Songs and music and art and the unexpected flowers out back that end up being poison-ivy-ridden. The swing that hangs from a way-old oak. The thrill on my children's faces as they fly across the landscape, holding to that rope like they once did to my legs when they were young and scared. They don't hide from the world anymore, they fly across it, taking dares, risking falls. I LOVE that my legs have been replaced with prickly ropes that callous their innocent skin. Comic books.
I'm a smidge eccentric as well, I suppose. The comic books are for me.
My friends, how fiercely I love my friends. Meeting them at the train. Sitting beside them in the Florida room, or some dimly lit bar. The bunnies in the backyard. The smell of my home that comes from the people and the love I have filled it up with. I love them all. That is my biggest curse, by the way. The more you love, the more you risk. I worry about them.
You know, we are taught when we are younger that romantic love is to be sought, found, and the story just kind of peeters out from there. It doesn't. Love comes in so many forms and shapes, long after you find romantic love. Romantic is just one type, reserved for one person. It is a bit part in some ways and yet huge in that I share my life with my romantic partner, AND he is the one person that I share all my layers and types of love with.
But love continues to grow and be sought after, long after you find romantic love. I find love (deeply) in faith, in people, and in nature. My friends are sacred and few, in the flesh. I have friends all over the world that I send correspondences with, they are very dear to me. I have about five people, that show up - in phone calls, and emails, and social media, at the train station, at my bedside, when it is hard for me to walk. Consummated in pure ways. Vows of friendship and loyalty. Encouragement and hand-holding. Prayer. I fall in love, more and more, everyday, with everything BECAUSE of them.
The friend that takes my arm and walks with me down the street, arm-in-arm. Conversing in silence. The friend who is constantly sending me their scripts to read and think about. The friend that lets me look at a painting in its kinder years, long before she will ever show the world. I inhale the fumes and feel dizzy and privileged. It is the pastor that meets me back the back door, in the rain at dusk, to pray because he knows I am scared to death of what I am walking into, even though it will change my wildest dreams for the better.

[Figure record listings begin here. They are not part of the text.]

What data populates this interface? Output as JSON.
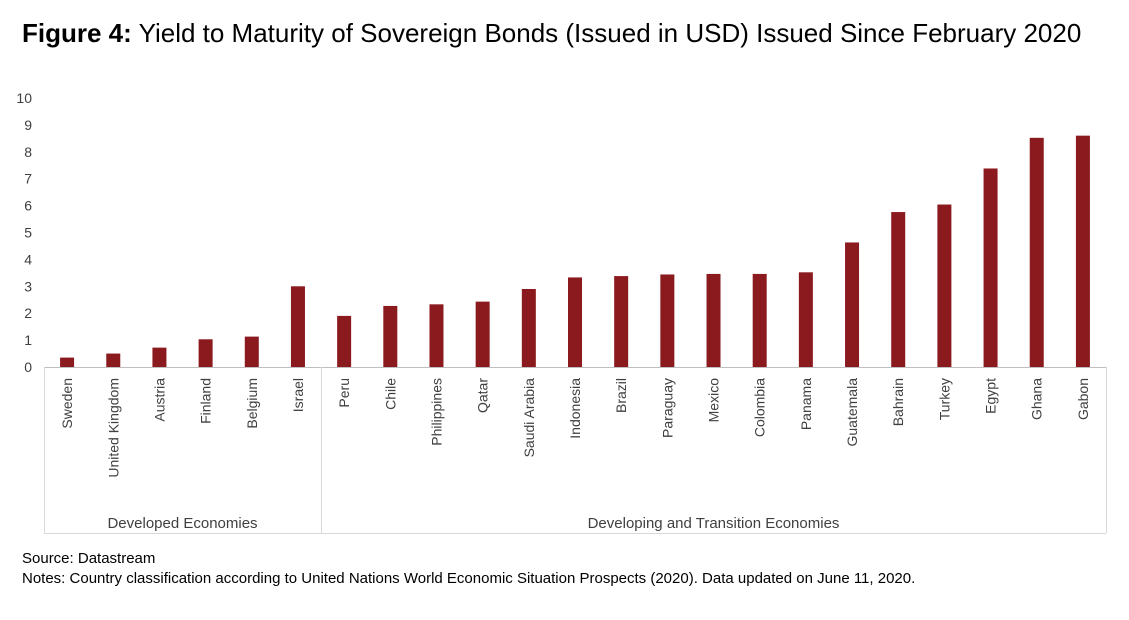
{
  "figure": {
    "label": "Figure 4",
    "separator": ":",
    "title": "Yield to Maturity of Sovereign Bonds (Issued in USD) Issued Since February 2020"
  },
  "chart_data": {
    "type": "bar",
    "categories": [
      "Sweden",
      "United Kingdom",
      "Austria",
      "Finland",
      "Belgium",
      "Israel",
      "Peru",
      "Chile",
      "Philippines",
      "Qatar",
      "Saudi Arabia",
      "Indonesia",
      "Brazil",
      "Paraguay",
      "Mexico",
      "Colombia",
      "Panama",
      "Guatemala",
      "Bahrain",
      "Turkey",
      "Egypt",
      "Ghana",
      "Gabon"
    ],
    "values": [
      0.35,
      0.5,
      0.72,
      1.03,
      1.13,
      3.0,
      1.9,
      2.27,
      2.33,
      2.43,
      2.9,
      3.33,
      3.38,
      3.44,
      3.46,
      3.46,
      3.52,
      4.63,
      5.76,
      6.04,
      7.38,
      8.52,
      8.6
    ],
    "groups": [
      {
        "label": "Developed Economies",
        "count": 6
      },
      {
        "label": "Developing and Transition Economies",
        "count": 17
      }
    ],
    "ylim": [
      0,
      10
    ],
    "yticks": [
      "0",
      "1",
      "2",
      "3",
      "4",
      "5",
      "6",
      "7",
      "8",
      "9",
      "10"
    ],
    "bar_color": "#8B1A1F",
    "grid": false
  },
  "footer": {
    "source": "Source: Datastream",
    "notes": "Notes: Country classification according to United Nations World Economic Situation Prospects (2020). Data updated on June 11, 2020."
  }
}
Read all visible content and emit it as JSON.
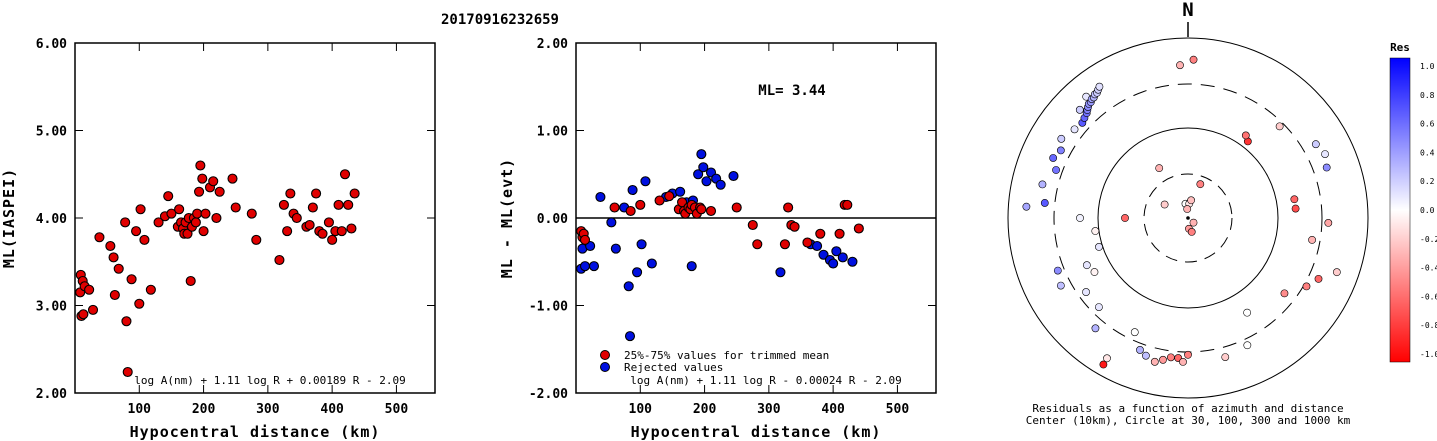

Secret art shared between friends and dreams that inspire mine. There is so much to fall in love with. I fall in love with everything because of them I suppose. That is my curse. Being sad sometimes, or talking about sadder things, in no way makes ME depressing. I've just always read that as real and as one small bit of who I am. You just don't know about the bigger things. It doesn't mean they aren't there.
I am someone you can touch and feel. I am not an image or a fantasy. I am as real as you. Touch me. Feel. Yes, I will share my sadness to help pull others out of theirs. I want them to know it is okay to feel. It demands to be felt (The Fault in Our Stars). I agree. So I put it out there to help. But know I feel it and move on. I always, always let it teach me. I know it is there for a reason. I let it lead me, make me, shape me, and move forward.
Then it changes from sadness, to progress. Moving forward, with whatever we have been dealt, is the point of everything I write. Don't get tripped over the sadness. That is the problem with most people. Grab an arm, steady yourself with a good friend, and walk through that puddle of sadness. Forward. Together.
Yes, so in the words of Robert Smith, "I've always spent more time with a smile on my face than not, but the thing is, I don't write about it." Not on this blog anyway.